The software allows the defence department to take advantage of its current systems.
“The simple fact that we do have an intranet now and you can have an online browsable databank, well, you can very economically have tens of thousands of people query one databank and get the information they need. That’s the revolution that the information era and browsable technology has brought to us. So we could step into modern technology and make sure that our requirements are in line with current technology.”
The DND is currently in the process of building its terminology databank on TRADOS’s MultiTerm database, collating key terminology, “deconflicting” some of the terminology and bringing it up to date, Nelson said.
The department is aiming at one record per notion. And if there are two acceptable synonyms, they’ll both go on the same record.
human traslation needed
TRADOS wanted to build software to aid translators, said Dev Ganesan, the company’s president and CEO.
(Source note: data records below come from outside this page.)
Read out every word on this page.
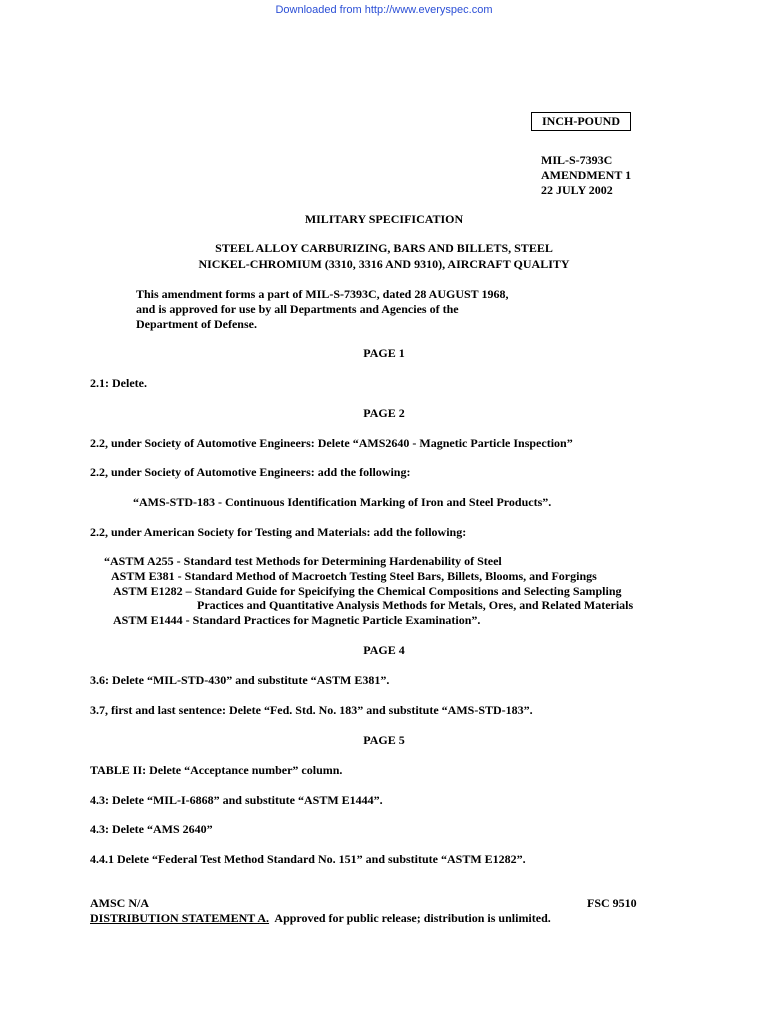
Downloaded from http://www.everyspec.com
INCH-POUND
MIL-S-7393C
AMENDMENT 1
22 JULY 2002
MILITARY SPECIFICATION
STEEL ALLOY CARBURIZING, BARS AND BILLETS, STEEL
NICKEL-CHROMIUM (3310, 3316 AND 9310), AIRCRAFT QUALITY
This amendment forms a part of MIL-S-7393C, dated 28 AUGUST 1968,
and is approved for use by all Departments and Agencies of the
Department of Defense.
PAGE 1
2.1: Delete.
PAGE 2
2.2, under Society of Automotive Engineers: Delete “AMS2640 - Magnetic Particle Inspection”
2.2, under Society of Automotive Engineers: add the following:
“AMS-STD-183 - Continuous Identification Marking of Iron and Steel Products”.
2.2, under American Society for Testing and Materials: add the following:
“ASTM A255 - Standard test Methods for Determining Hardenability of Steel
ASTM E381 - Standard Method of Macroetch Testing Steel Bars, Billets, Blooms, and Forgings
ASTM E1282 – Standard Guide for Speicifying the Chemical Compositions and Selecting Sampling
Practices and Quantitative Analysis Methods for Metals, Ores, and Related Materials
ASTM E1444 - Standard Practices for Magnetic Particle Examination”.
PAGE 4
3.6: Delete “MIL-STD-430” and substitute “ASTM E381”.
3.7, first and last sentence: Delete “Fed. Std. No. 183” and substitute “AMS-STD-183”.
PAGE 5
TABLE II: Delete “Acceptance number” column.
4.3: Delete “MIL-I-6868” and substitute “ASTM E1444”.
4.3: Delete “AMS 2640”
4.4.1 Delete “Federal Test Method Standard No. 151” and substitute “ASTM E1282”.
AMSC N/A	FSC 9510
DISTRIBUTION STATEMENT A.  Approved for public release; distribution is unlimited.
“Human translation is critical. You need human translation for business – you just can’t do it automatically because it’s too risky,” he said.
TRADOS also has a product called Translation Workbench, which is translation memory software. It stores documents that have already been translated, and then when a translator gets a new document to translate, it searches through the document, looking for sentences that might have already been translated. This is designed cut down on the time that it takes to translate material.
Steve McClure, a research VP in IDC’s software research group in Framingham, Mass., believes that companies should steer clear of machine translation, especially when it comes to forward-facing documents.
“The quality of machine translation is such that it limits itself so that people can’t tolerate it.”
Products like those of TRADOS “are being used because [companies] need to have translation that people will not snicker at because it’s imperfect.”
The problem with products such as the Workbench is getting people to use it, McClure said.
“Some of them may not like it because it forces them to use someone else’s translation.”
Nelson admits that this is also a concern with the MultiTerm software.
“That’s always an issue. And education and awareness is one of the main ways around it,” he said. But though the databank has not yet been advertised, it already gets about a thousand hits a week, he said.
“There’s an understanding that a lot of the day-to-day terminology takes time to be embraced, and it comes through training, albeit, this is the military and we do have the aspect of authority that a lot of the other institutions may not have.”